Sure. The question is what's the relative safety of having nuclear electricity versus not having electricity, if those are the available options?
They are not.
 
I'm all for switching as much as we can as soon as we can, but it's not a realistic option at the moment to provide everything in the manner you suggest, for both cost and scale as well as political reasons.

We can be realistic about the political and psychological factors, in which case we pretty much have to concede that we are doomed. Game Over as of about 20 years ago. If we are going to suggest that we can possibly save ourselves, then we have to drop "realistic" in favor of "possible." Any middle ground approach just pushes the Crash out a very few more years. Or not...
 
I was reading an article yesterday talking about how the mining sector is key for building renewable power.
Apparently renewables use a lot of steel, concrete, glass, aluminum, copper.
Of that 2 of those use a lot of natural gas, 2 need a lot of electricity. 1 needs coal and the other coal helps.
 
Oilpan4 said:
I was reading an article yesterday talking about how the mining sector is key for building renewable power.
Apparently renewables use a lot of steel, concrete, glass, aluminum, copper.
Of that 2 of those use a lot of natural gas, 2 need a lot of electricity. 1 needs coal and the other coal helps.

It takes energy to make things that make energy.

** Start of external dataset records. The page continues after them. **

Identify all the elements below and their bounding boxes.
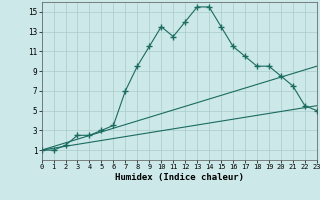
X-axis label: Humidex (Indice chaleur): Humidex (Indice chaleur) <box>115 173 244 182</box>
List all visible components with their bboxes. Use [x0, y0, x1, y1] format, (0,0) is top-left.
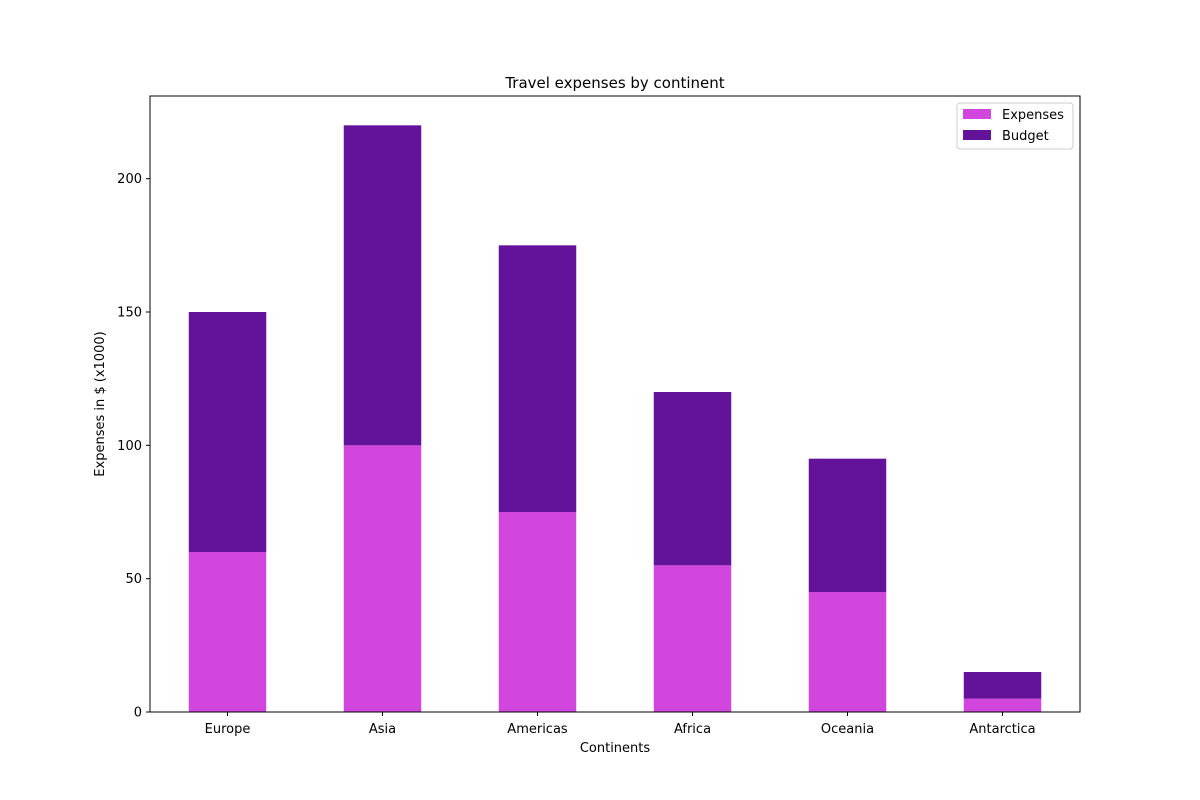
x-tick-label: Antarctica	[969, 722, 1035, 737]
legend-label-budget: Budget	[1002, 129, 1049, 144]
x-tick-label: Oceania	[821, 722, 874, 737]
bar-budget-asia	[343, 125, 422, 446]
x-tick-label: Asia	[369, 722, 396, 737]
y-tick-label: 150	[117, 306, 142, 321]
bar-budget-americas	[498, 245, 577, 513]
y-tick-label: 200	[117, 172, 142, 187]
bar-expenses-asia	[343, 445, 422, 712]
legend-swatch-expenses	[963, 109, 991, 119]
bar-expenses-africa	[653, 565, 732, 712]
legend-swatch-budget	[963, 130, 991, 140]
y-axis-ticks: 0 50 100 150 200	[117, 172, 150, 721]
chart-title: Travel expenses by continent	[504, 74, 724, 92]
bar-budget-europe	[188, 312, 267, 552]
x-tick-label: Americas	[507, 722, 568, 737]
y-tick-label: 0	[134, 706, 142, 721]
bar-expenses-americas	[498, 512, 577, 712]
bar-budget-oceania	[808, 458, 887, 592]
bar-expenses-oceania	[808, 592, 887, 712]
bars-layer	[188, 125, 1042, 712]
x-tick-label: Europe	[205, 722, 251, 737]
plot-frame	[149, 95, 1081, 713]
y-axis-label: Expenses in $ (x1000)	[93, 331, 108, 476]
legend-label-expenses: Expenses	[1002, 108, 1064, 123]
y-tick-label: 50	[125, 572, 142, 587]
bar-budget-antarctica	[963, 672, 1042, 699]
bar-budget-africa	[653, 392, 732, 566]
x-axis-ticks: Europe Asia Americas Africa Oceania Antarctic…	[205, 712, 1036, 737]
x-axis-label: Continents	[580, 741, 651, 756]
x-tick-label: Africa	[674, 722, 711, 737]
legend: Expenses Budget	[956, 102, 1074, 150]
bar-expenses-europe	[188, 552, 267, 712]
bar-expenses-antarctica	[963, 698, 1042, 712]
y-tick-label: 100	[117, 439, 142, 454]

How much energy is invested? For what return of energy?

EROEI or Energy Return on Energy Invested. The higher the better

Photovoltaic is a about 10-30.

Wind is about 20-50.

All of these processes can use mostly or only electricity. Steel needs a source of carbon, as steel is iron with carbon added.

The alternative is an ELE.
 
I never said the energy return on those things was bad.
The only renewable energy related thing I can think of with a horrible return is batteries.

Mining companies are expecting to do well under renewable energy mandates.
 
The only renewable energy related thing I can think of with a horrible return is batteries.

There are batteries that have very long lifespans and low production costs. They can't be used in EVs because of their low energy density and thus large size and weight. They can be used by utilities and even homes. So far the incentive to use them hasn't been large enough.